Yunzhou, Kota Qingshan.
Musim gugur baru saja tiba, udara terasa agak dingin.
Di atas arena.
Seorang remaja yang dadanya berlumuran darah terbaring di tanah, matanya tiba-tiba terbuka lebar, menatap jauh ke langit, dalam tatapan kosongnya melintas secercah cahaya tajam.
“Aku... kembali lagi!”
Meresapi aura spiritual tipis di sekelilingnya, remaja itu merasa seperti baru saja terbangun dari mimpi, namun segalanya terasa tidak nyata.
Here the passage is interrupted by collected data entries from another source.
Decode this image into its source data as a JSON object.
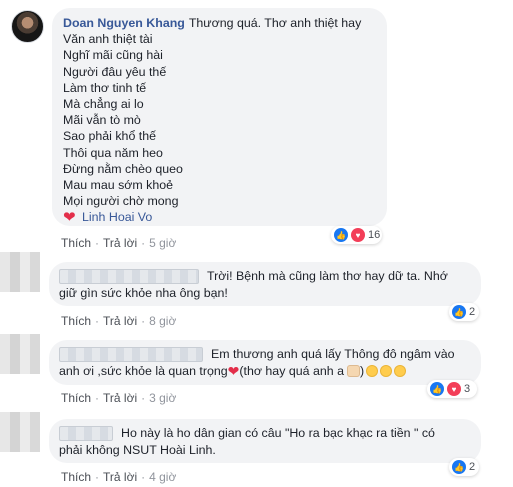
{
  "colors": {
    "author_link": "#385898",
    "bubble_bg": "#f2f3f5",
    "meta_text": "#90949c",
    "like_blue": "#1877f2",
    "love_red": "#f33e58"
  },
  "comments": [
    {
      "author": "Doan Nguyen Khang",
      "lines": [
        "Thương quá. Thơ anh thiệt hay",
        "Văn anh thiệt tài",
        "Nghĩ mãi cũng hài",
        "Người đâu yêu thế",
        "Làm thơ tinh tế",
        "Mà chẳng ai lo",
        "Mãi vẫn tò mò",
        "Sao phải khổ thế",
        "Thôi qua năm heo",
        "Đừng nằm chèo queo",
        "Mau mau sớm khoẻ",
        "Mọi người chờ mong"
      ],
      "mention": "Linh Hoai Vo",
      "actions": {
        "like": "Thích",
        "reply": "Trả lời",
        "time": "5 giờ"
      },
      "reactions": {
        "icons": [
          "like-icon",
          "love-icon"
        ],
        "count": "16"
      }
    },
    {
      "text_line_1": "Trời! Bệnh mà cũng làm thơ hay dữ ta. Nhớ",
      "text_line_2": "giữ gìn sức khỏe nha ông bạn!",
      "actions": {
        "like": "Thích",
        "reply": "Trả lời",
        "time": "8 giờ"
      },
      "reactions": {
        "icons": [
          "like-icon"
        ],
        "count": "2"
      }
    },
    {
      "text_line_1": "Em thương anh quá lấy Thông đô ngâm vào",
      "text_line_2a": "anh ơi ,sức khỏe là quan trọng",
      "text_line_2b": "(thơ hay quá anh a",
      "actions": {
        "like": "Thích",
        "reply": "Trả lời",
        "time": "3 giờ"
      },
      "reactions": {
        "icons": [
          "like-icon",
          "love-icon"
        ],
        "count": "3"
      }
    },
    {
      "text_line_1": "Ho này là ho dân gian có câu \"Ho ra bạc khạc ra tiền \" có",
      "text_line_2": "phải không NSUT Hoài Linh.",
      "actions": {
        "like": "Thích",
        "reply": "Trả lời",
        "time": "4 giờ"
      },
      "reactions": {
        "icons": [
          "like-icon"
        ],
        "count": "2"
      }
    }
  ]
}
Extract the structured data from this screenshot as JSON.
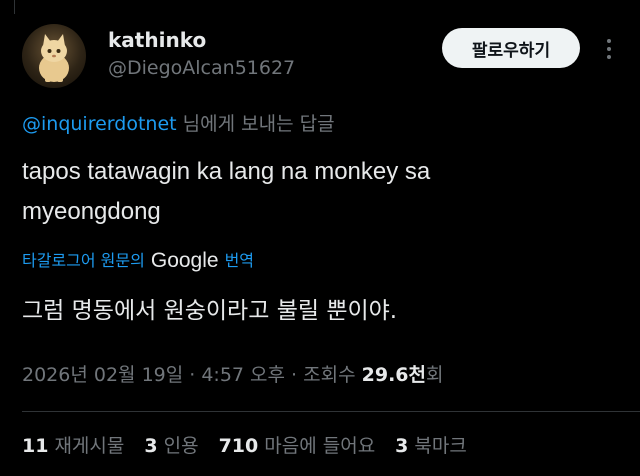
{
  "author": {
    "display_name": "kathinko",
    "handle": "@DiegoAlcan51627",
    "follow_label": "팔로우하기"
  },
  "reply": {
    "mention": "@inquirerdotnet",
    "suffix": " 님에게 보내는 답글"
  },
  "tweet": {
    "line1": "tapos tatawagin ka lang na monkey sa",
    "line2": "myeongdong"
  },
  "translation": {
    "prefix": "타갈로그어 원문의",
    "brand": "Google",
    "suffix": "번역",
    "text": "그럼 명동에서 원숭이라고 불릴 뿐이야."
  },
  "meta": {
    "timestamp": "2026년 02월 19일 · 4:57 오후 · 조회수 ",
    "views_bold": "29.6천",
    "views_suffix": "회"
  },
  "stats": {
    "reposts_count": "11",
    "reposts_label": "재게시물",
    "quotes_count": "3",
    "quotes_label": "인용",
    "likes_count": "710",
    "likes_label": "마음에 들어요",
    "bookmarks_count": "3",
    "bookmarks_label": "북마크"
  },
  "colors": {
    "background": "#000000",
    "text_primary": "#e7e9ea",
    "text_secondary": "#71767b",
    "link_blue": "#1d9bf0",
    "button_bg": "#eff3f4"
  },
  "icons": {
    "more": "more-vertical-icon",
    "avatar": "cat-avatar"
  }
}
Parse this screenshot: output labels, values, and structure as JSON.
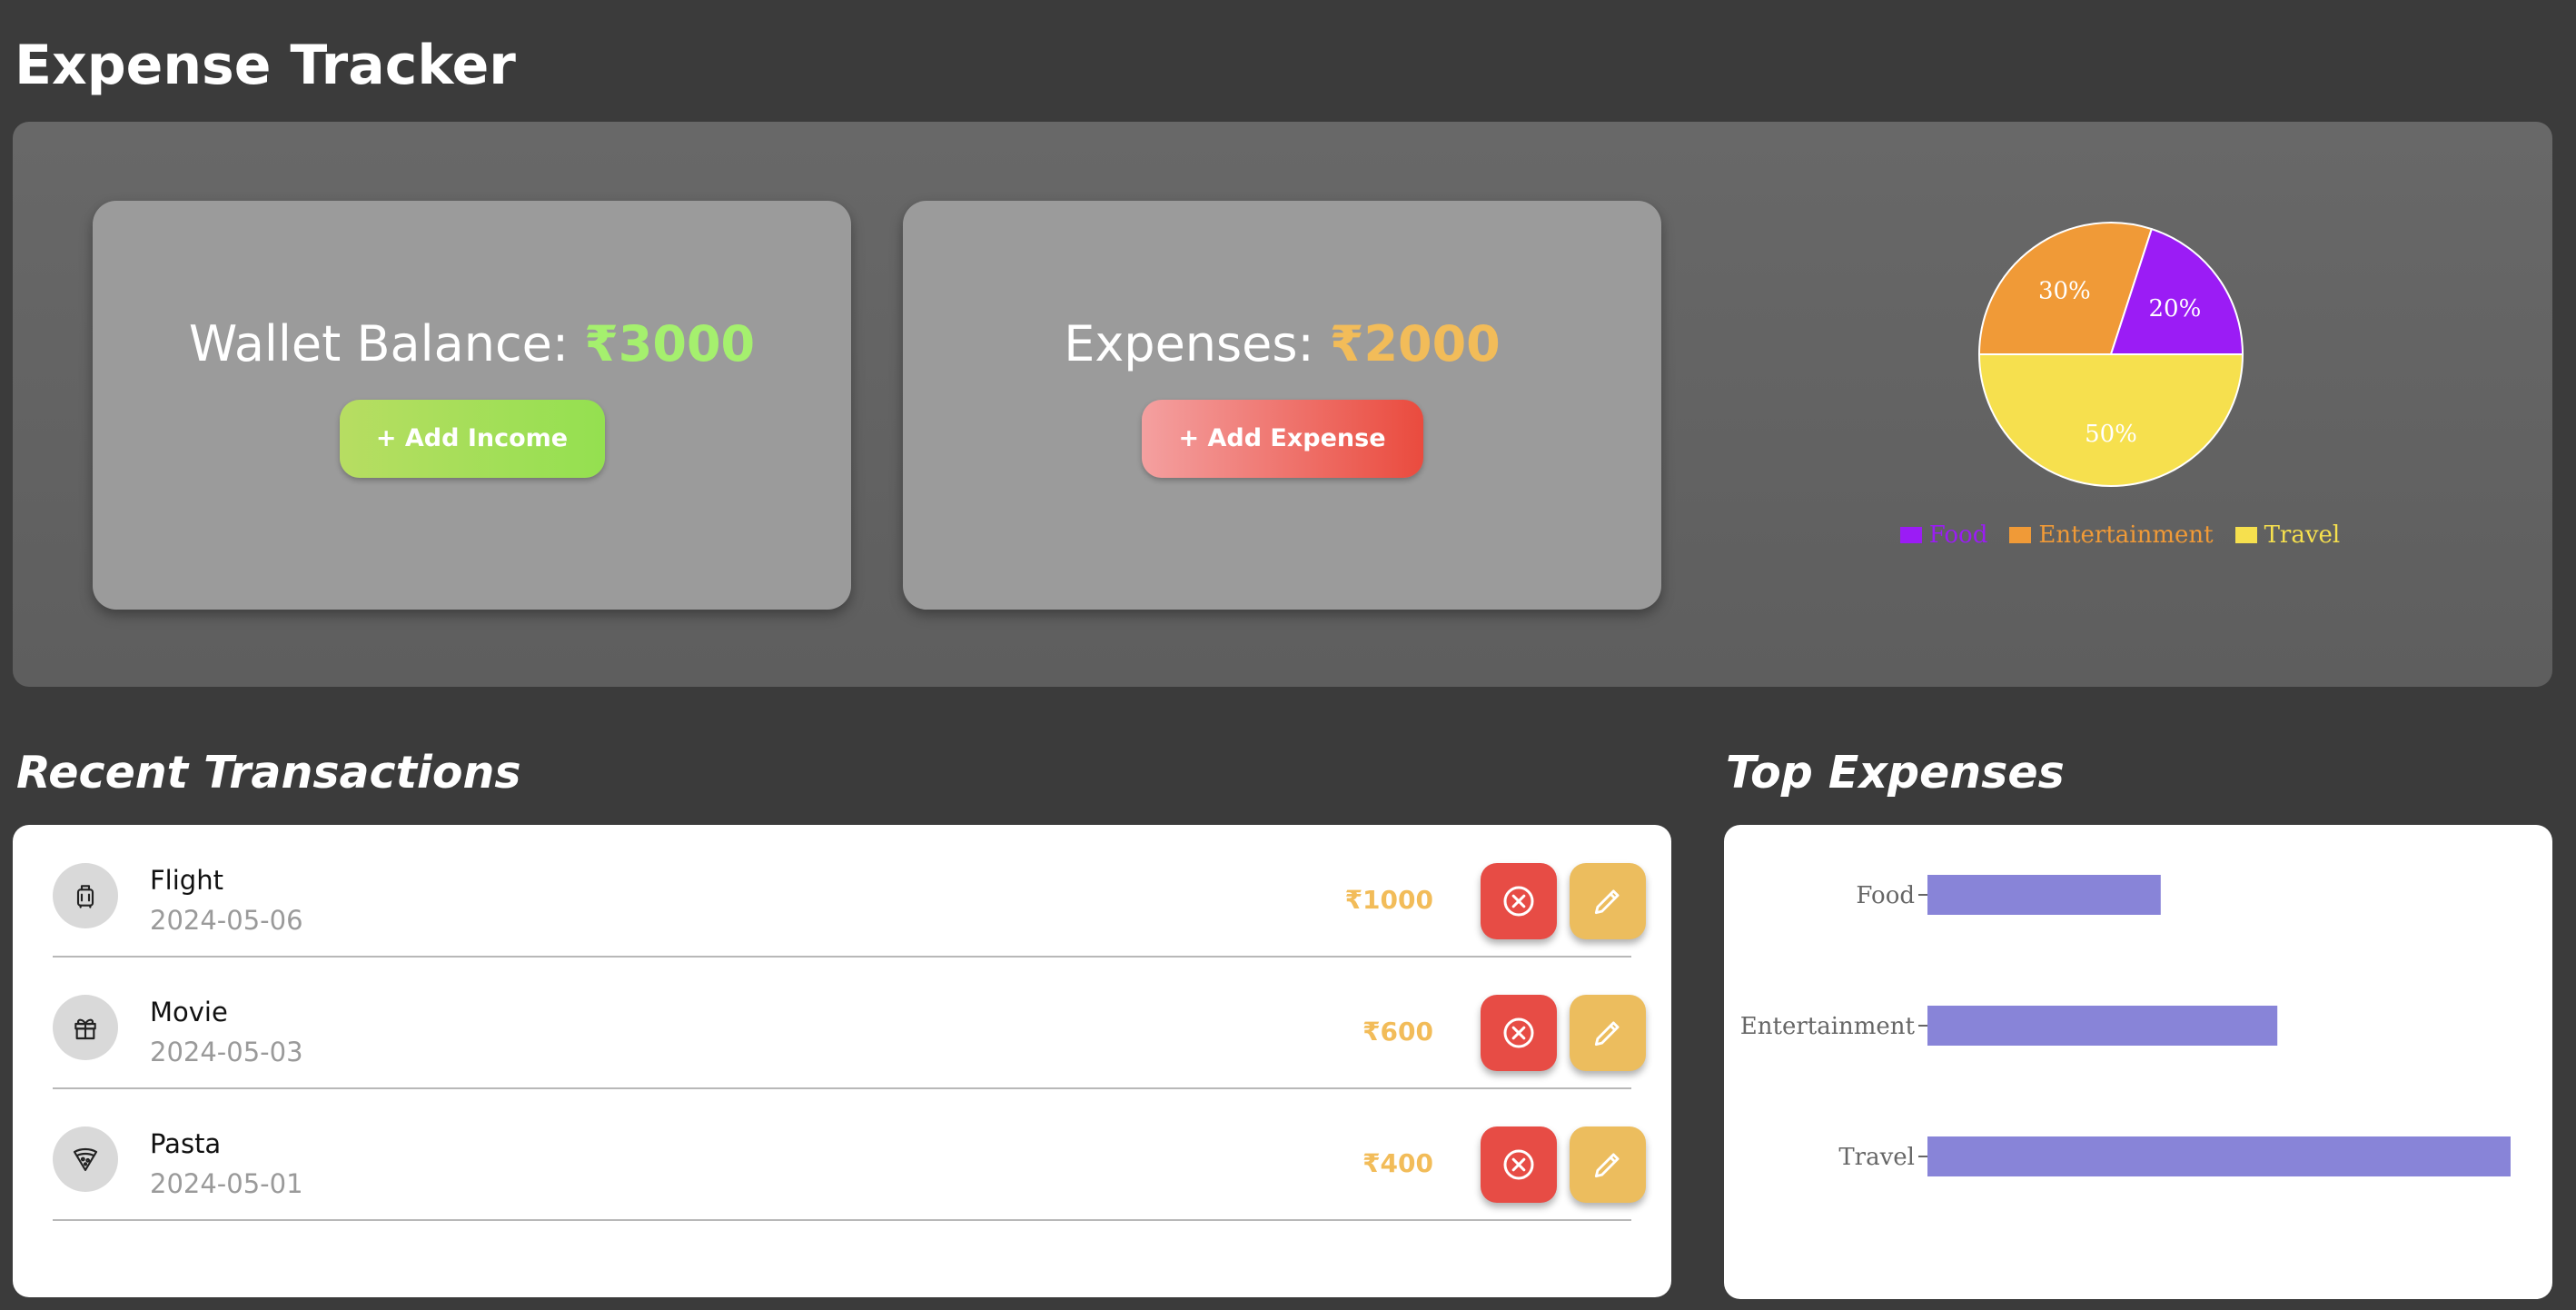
{
  "app": {
    "title": "Expense Tracker"
  },
  "wallet": {
    "label": "Wallet Balance: ",
    "amount": "₹3000",
    "button_label": "+ Add Income"
  },
  "expenses": {
    "label": "Expenses: ",
    "amount": "₹2000",
    "button_label": "+ Add Expense"
  },
  "colors": {
    "income_amount": "#a5f06e",
    "expense_amount": "#f2bc59",
    "delete_button": "#e74c45",
    "edit_button": "#ecbd5e"
  },
  "chart_data": [
    {
      "type": "pie",
      "title": "",
      "slices": [
        {
          "label": "Food",
          "value": 20,
          "label_text": "20%",
          "color": "#9b1cf5"
        },
        {
          "label": "Entertainment",
          "value": 30,
          "label_text": "30%",
          "color": "#f09a37"
        },
        {
          "label": "Travel",
          "value": 50,
          "label_text": "50%",
          "color": "#f6e04e"
        }
      ],
      "legend_placement": "bottom"
    },
    {
      "type": "bar",
      "orientation": "horizontal",
      "title": "",
      "categories": [
        "Food",
        "Entertainment",
        "Travel"
      ],
      "values": [
        400,
        600,
        1000
      ],
      "xlim": [
        0,
        1000
      ],
      "color": "#8884d8",
      "grid": false
    }
  ],
  "sections": {
    "recent_title": "Recent Transactions",
    "top_title": "Top Expenses"
  },
  "transactions": [
    {
      "name": "Flight",
      "date": "2024-05-06",
      "amount": "₹1000",
      "icon": "luggage-icon"
    },
    {
      "name": "Movie",
      "date": "2024-05-03",
      "amount": "₹600",
      "icon": "gift-icon"
    },
    {
      "name": "Pasta",
      "date": "2024-05-01",
      "amount": "₹400",
      "icon": "pizza-icon"
    }
  ]
}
Dulu, ia adalah Penguasa Agung Taixu, menguasai satu dunia, namun karena kutukan takdir yang mengerikan, jiwa dan raganya hancur berkeping-keping.
Untungnya, ia terlahir kembali.
Bukan dengan merebut tubuh orang lain, melainkan benar-benar bereinkarnasi.
Dalam kehidupan sebelumnya, seberkas jiwanya dengan seluruh ingatan berputar dalam siklus kelahiran kembali, memasuki tubuh seorang wanita, membentuk raga baru dengan aura bawaan, memulai kehidupan yang baru.
Hingga hari ini, ingatan masa lalunya terbangkitkan.
Ingatan dua kehidupan menyatu sempurna, tanpa sekat sedikit pun.
Ia duduk perlahan.
Tiba-tiba, dada terasa sakit menusuk, membuatnya mengerutkan kening.
“Lin Luo, berani-beraninya kau pura-pura mati!”
Sebuah suara tajam membuyarkan lamunannya.
Pura-pura mati?
Benar!
Kehidupan ini, ia adalah anggota cabang keluarga Lin di Kota Qingshan, bernama Lin Luo. Ia hampir mati karena terluka parah saat mengikuti seleksi masuk Akademi Bela Diri Distrik Baisha.